Something about this story is poking at the back of my mind. Then I have it. “Cortés already had Tenochtitlan when that happened. And when he left that’s when things really went to shit.”

“Yep. Left some yahoo in charge who panicked and ended up slaughtering a few hundred Aztecs. By the time Cortés got back it was a lot worse than when he left. Lost a lot of men trying to haul his gold out of the city. Had some help from the Tlaxcala, some locals who hated the Aztecs. Shit, everybody hated the Aztecs. After that it was a real war. Cortés regrouped. Months of fighting to take Tenochtitlan back. Tens of thousands of men dead.”

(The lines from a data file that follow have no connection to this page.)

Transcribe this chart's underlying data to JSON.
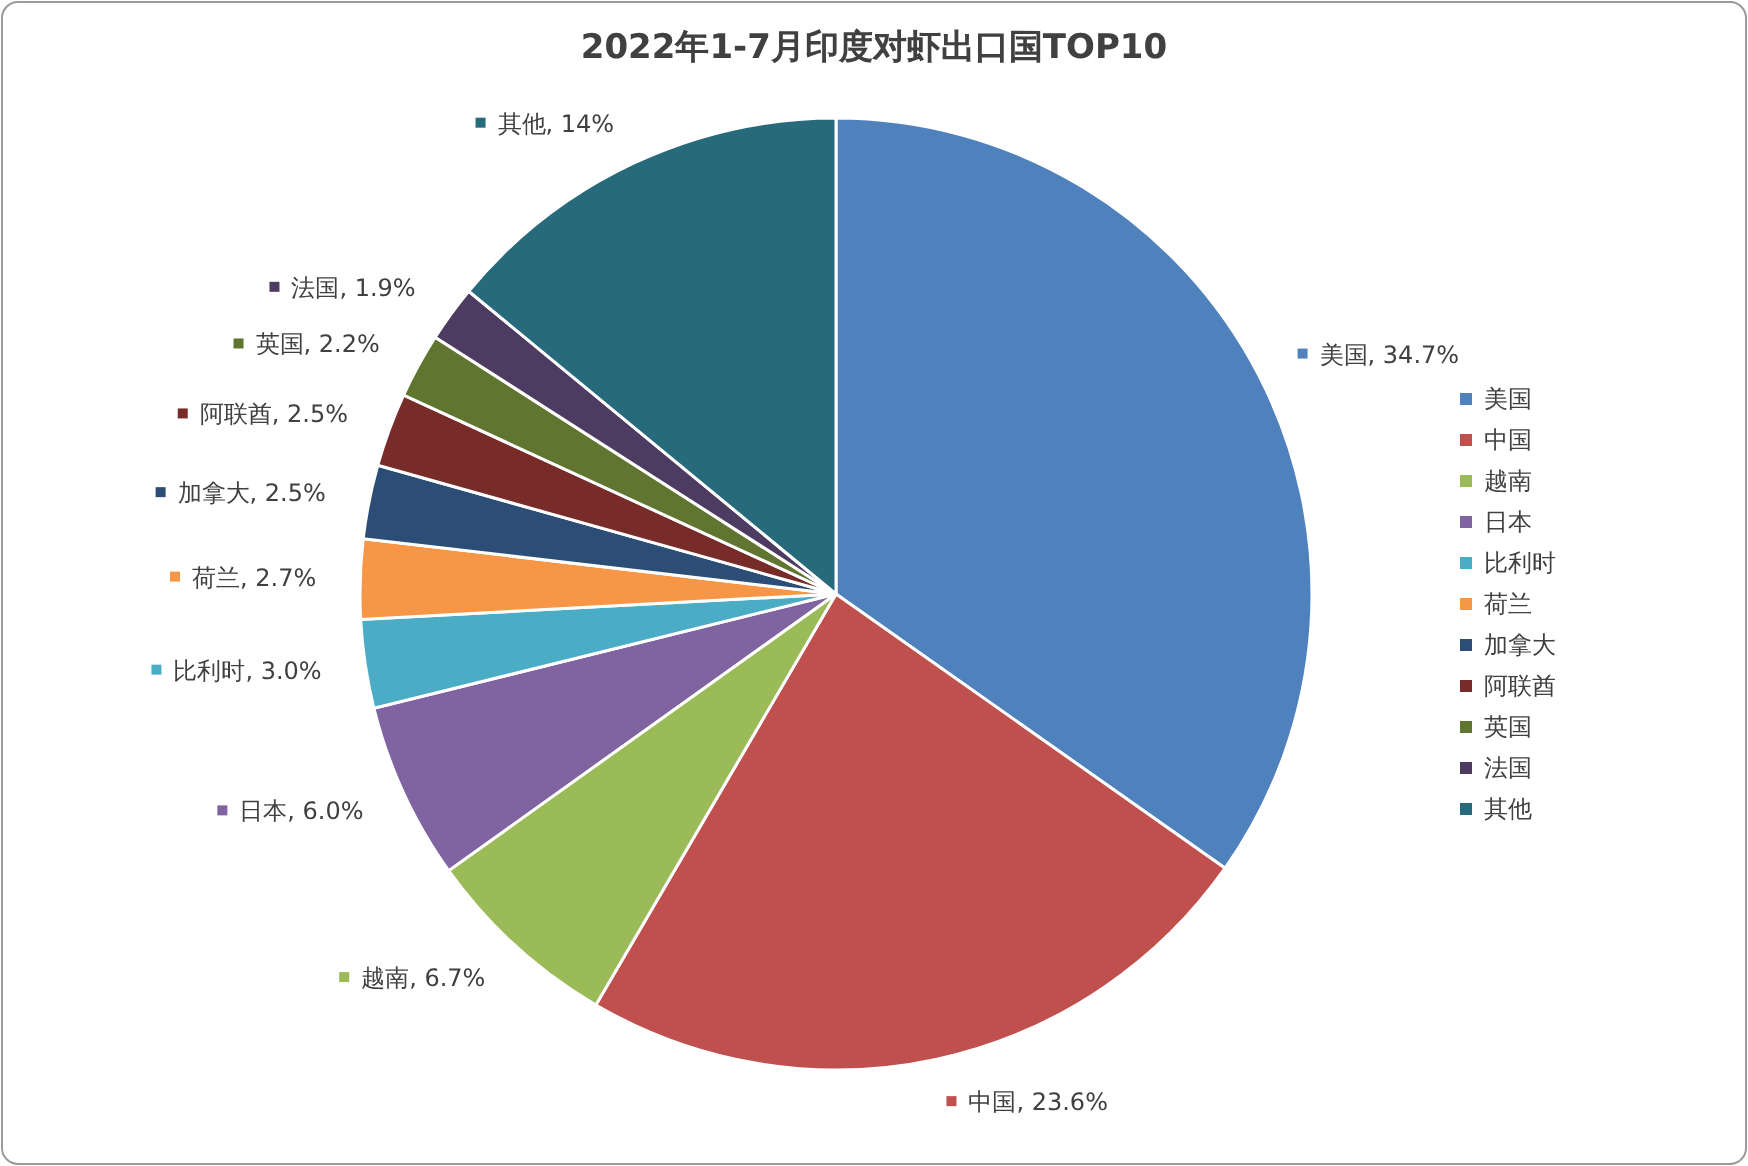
{
  "chart_data": {
    "type": "pie",
    "title": "2022年1-7月印度对虾出口国TOP10",
    "categories": [
      "美国",
      "中国",
      "越南",
      "日本",
      "比利时",
      "荷兰",
      "加拿大",
      "阿联酋",
      "英国",
      "法国",
      "其他"
    ],
    "values": [
      34.7,
      23.6,
      6.7,
      6.0,
      3.0,
      2.7,
      2.5,
      2.5,
      2.2,
      1.9,
      14
    ],
    "value_labels": [
      "美国, 34.7%",
      "中国, 23.6%",
      "越南, 6.7%",
      "日本, 6.0%",
      "比利时, 3.0%",
      "荷兰, 2.7%",
      "加拿大, 2.5%",
      "阿联酋, 2.5%",
      "英国, 2.2%",
      "法国, 1.9%",
      "其他, 14%"
    ],
    "colors": [
      "#4f81bd",
      "#c0504d",
      "#9bbb59",
      "#8064a2",
      "#4bacc6",
      "#f79646",
      "#2c4d75",
      "#772c2a",
      "#5f7530",
      "#4d3b62",
      "#276a7c"
    ],
    "legend": "right"
  }
}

“What were you doing during all this?”

“Keeping Huitzilopochtli, Tlaloc, and all the other gods off Cortés’s ass. Weren’t for me, they never would have made it half as far as they did.”

“And Cabrillo?”

“He got put in charge of a bunch of crossbowmen. After the siege to retake Tenochtitlan Cortés stuck him on a fool’s errand. There was this priest who wanted to take the fight to the Heathen Gods. Found some ritual to get into Mictlan. So Cortés hands him my bottle and tells him to go nuts. So it’s me, this crazy-ass priest and Cabrillo and his men. And your buddy Quetzalcoatl. Gods are batshit, but him? Hoo-boy. He was a piece of work.”

“No shit,” I say. “He’s running around Mexico as a wind spirit made of trash now.” Darius cocks his head, looking like a cat that’s wondering whether something should be played with or eaten.

“Huh. That’s news. You’ll have to tell me that story sometime.”

“Let me survive this one first. So you killed a bunch of the gods and came into Mictlan to finish the job.”

I play that sentence back in my head. Darius killed the Aztec gods. Holy shit. Darius killed the Aztec gods. I’ve gone drinking with this guy. He’s in my goddamn city. Trapped, sure. But what happens if he gets out? What happens if somebody lets him out?

“Most of them.” There’s a dangerous gleam in his eye as though he knows what I’m thinking. And hell, maybe he does.

“That does explain why you were worried I’d come after you once I’d signed on with Santa Muerte. I can’t imagine she likes you much.” Though what the hell he thinks I can do to him I have no idea.

“Mother of all understatements, there.”

“Why didn’t you just tell me?”

“Partly because I couldn’t. There’s all sorts of things I can’t talk about. Those two death gods saw to that. But mostly I figured you’d freak the fuck out.”

I think about that for a second. “Good assumption. I probably would have. So what the hell happened in that tomb? The place is littered with the bones of dead Conquistadores.”